Nel lungo post, Antonio Pinto ripercorre ogni singolo momento dei terribili giorni passati in Rianimazione.

“Il 12 ho un tracollo delle condizioni respiratorie e riesco a scrivere alla mia famiglia questo sms (che sinceramente allora pensavo ultimo): “Allora poiché sembro peggiorato, mi stanno per fare una rx ai polmoni. All’esito decideranno se portarmi in terapia intensiva. Non abbiate in ogni caso nessun timore. Io ho vissuto una vita stupenda e meravigliosa. La vita mi ha dato tutto. Ognuno di voi 5 è un dono immenso che basta da solo a riempire di senso una vita intera. Sia fatta sempre e solo la volontà di Dio. Il segreto della vita lo conoscete ormai. Per vivere felici dovete imparare a voler bene davvero a tutti quelli che ci stanno accanto, dalla famiglia, amici, colleghi, panettieri, fruttivendoli, ecc.

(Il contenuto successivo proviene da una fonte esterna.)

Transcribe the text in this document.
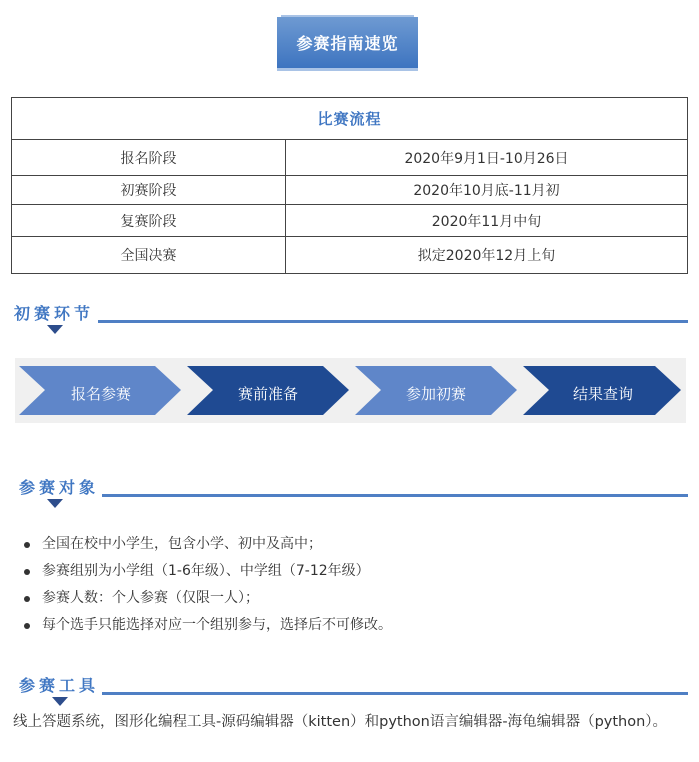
参赛指南速览
比赛流程	
报名阶段	2020年9月1日-10月26日
初赛阶段	2020年10月底-11月初
复赛阶段	2020年11月中旬
全国决赛	拟定2020年12月上旬
初赛环节
报名参赛	赛前准备	参加初赛	结果查询
参赛对象
全国在校中小学生，包含小学、初中及高中；
参赛组别为小学组（1-6年级）、中学组（7-12年级）
参赛人数：个人参赛（仅限一人）；
每个选手只能选择对应一个组别参与，选择后不可修改。
参赛工具
线上答题系统，图形化编程工具-源码编辑器（kitten）和python语言编辑器-海龟编辑器（python）。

Non abbiate mai paura. Gesù ci ha mostrato la via per affrontare qualsiasi dolore, oltre che le gioie. Vi amo ovviamente. Appena mi fanno rx e so esito vi dico ovviamente. A dopo”.

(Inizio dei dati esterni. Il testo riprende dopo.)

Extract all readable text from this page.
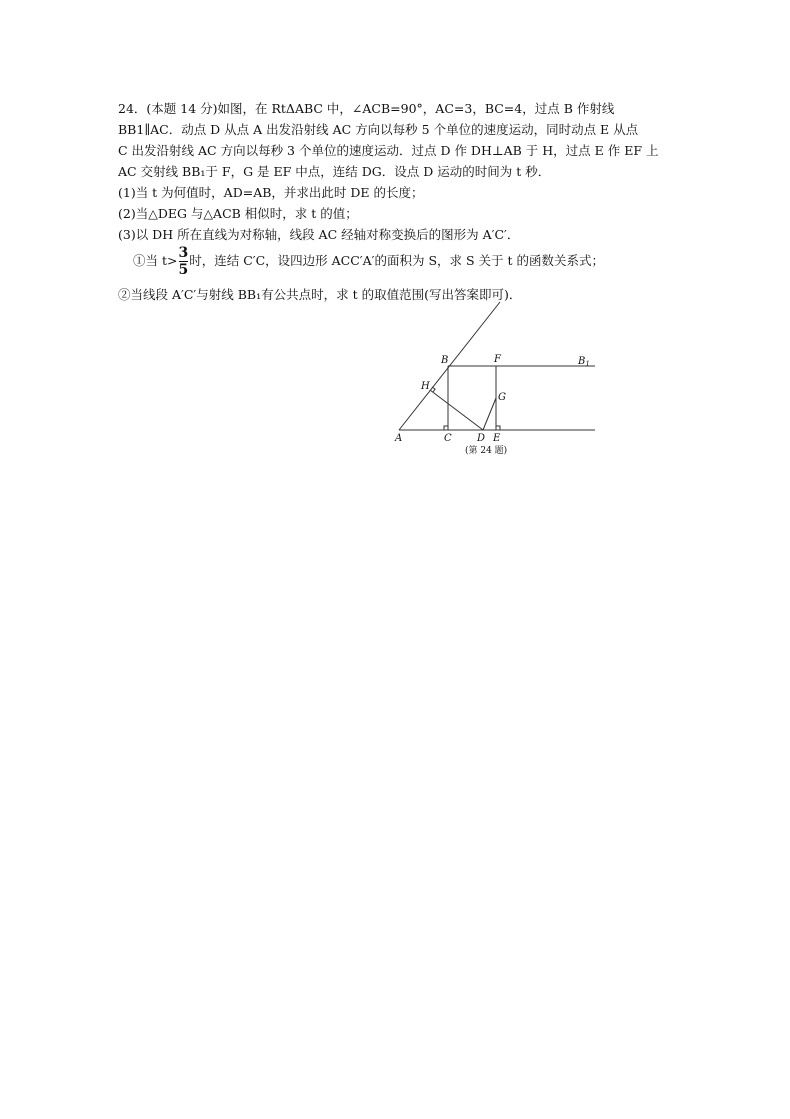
24．(本题 14 分)如图，在 RtΔABC 中，∠ACB=90°，AC=3，BC=4，过点 B 作射线
BB1∥AC．动点 D 从点 A 出发沿射线 AC 方向以每秒 5 个单位的速度运动，同时动点 E 从点
C 出发沿射线 AC 方向以每秒 3 个单位的速度运动．过点 D 作 DH⊥AB 于 H，过点 E 作 EF 上
AC 交射线 BB₁于 F，G 是 EF 中点，连结 DG．设点 D 运动的时间为 t 秒．
(1)当 t 为何值时，AD=AB，并求出此时 DE 的长度；
(2)当△DEG 与△ACB 相似时，求 t 的值；
(3)以 DH 所在直线为对称轴，线段 AC 经轴对称变换后的图形为 A′C′．
①当 $t> \frac{3}{5}$ 时，连结 C′C，设四边形 ACC′A′的面积为 S，求 S 关于 t 的函数关系式；
②当线段 A′C′与射线 BB₁有公共点时，求 t 的取值范围(写出答案即可)．
A	C	D E
B	F
G
H
$B_1$
(第 24 题)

“A questo punto, ormai senza più ossigeno al mio interno, mi portano in rianimazione. Qui è iniziata l’esperienza unica di vivere 7 giorni di piena coscienza e lucidità, dove il corpo non esiste più, solo dolore, aghi, assenza di ossigeno interno, fili e macchinari attaccati dappertutto e l’anima da sola che deve reggere tutto, sapendo che puoi morire sempre. Si cambia, credo per sempre e credo in meglio. Ho visto i medici, gli infermieri e i sanitari della rianimazione: uomini e donne eccezionali che salvano ogni giorno vite e si buttano a capofitto su tutti”. Li ho visti fare turni umanamente impossibili, ogni paziente lo salvano anche 10 volte al giorno. Tolgono liquidi, aspirano i grumi, mettono sondini, intubano, estubano, mettono caschi per ossigeno, regolano e aggiustano le macchine e ci monitorano ogni momento, ma proprio ogni momento. Sono (minimo) due infermieri su 4 pazienti, oltre ai medici. Solo che sono a pezzi. Non riesco a capire come possano resistere. Mi hanno sempre spiegato tutto”.

“Solo io, solo in 7 giorni ho ricevuto oltre mille gesti di affetto (ma mille di numero vero, non a chiacchiere). Mi tagliavano a pezzettini il cibo per farmi deglutire senza strozzarmi. Mi coprivano, mi accarezzavano e basta quando sapevano che stavo proprio stremato. Mi facevano vedere la foto dei miei e dicevano “dai che ce la fai a tornare da loro”. Mi hanno fatto decine di esami ogni giorno. Mi hanno lavato ogni giorno. A me hanno salvato anche con la tecnica della pronazione e quando la mattina mi rigiravano qualche ora per darmi un po’ di “tregua”, perché ero al limite della sopportazione umana, il caposala mi portava il caffè, in quanto ero uno dei pochi pazienti svegli e coscienti. Ogni giorno lì dentro muore qualcuno, ma vi dico che muore con dignità da uomo e donna, solo grazie a loro. Quando me ne sono andato, i presenti hanno fatto capannello e mi davano il 5 mentre ero sulla barella e ovviamente piangevo. Uomini e donne che fanno onore al genere umano. Si muovono continuamente in un silenzio spettrale dove senti solo il rumore dei loro passi instancabili e i bip dei macchinari. Per loro è un disastro anche solo andare in bagno, perché sono bardati al 100 e lì dentro tutto deve essere asettico”.

“I nomi dei miei salvatori sono Antonio Civita, Sestilio De Letteris, Lidia Dalfino, Salvatore Grasso e tutti, ma proprio tutti, gli uomini e donne delle loro squadra eccezionale (mi scuso per non dire i nomi che però io ricordo insieme ai loro occhi). Immagino che se muori sul colpo non capisci cose che in 7 giorni capisci proprio perfettamente, limpidamente”.

“Puoi fare solo due cose che ti danno serenità: 1) pregare a ripetizione e rivedere il film del Vangelo dalla nascita di Gesù fino alla Risurrezione e passando per la passione e croce (mai capita così bene, perché collimante all’1% con quello che facevo io); 2) farsi passare davanti i volti e i momenti passati con tutte le persone a cui tieni e che hanno riempito la tua vita. Non sai se potrai continuare a partecipare alle loro vite, ma intanto li pensi ancora un po’ e ti cresce dentro ancora più amore per loro. Adesso sono giusto un po’ a pezzi (solo fisicamente) non riesco a parlare per più di 5 minuti, e rimarrò ricoverato in reparto normale. Il peggio è però ampiamente alle spalle. Gesù e i sanitari tutti della rianimazione mi hanno regalato un “secondo tempo” della mia vita. Io posso solo cercare di usarlo bene e meglio del primo”.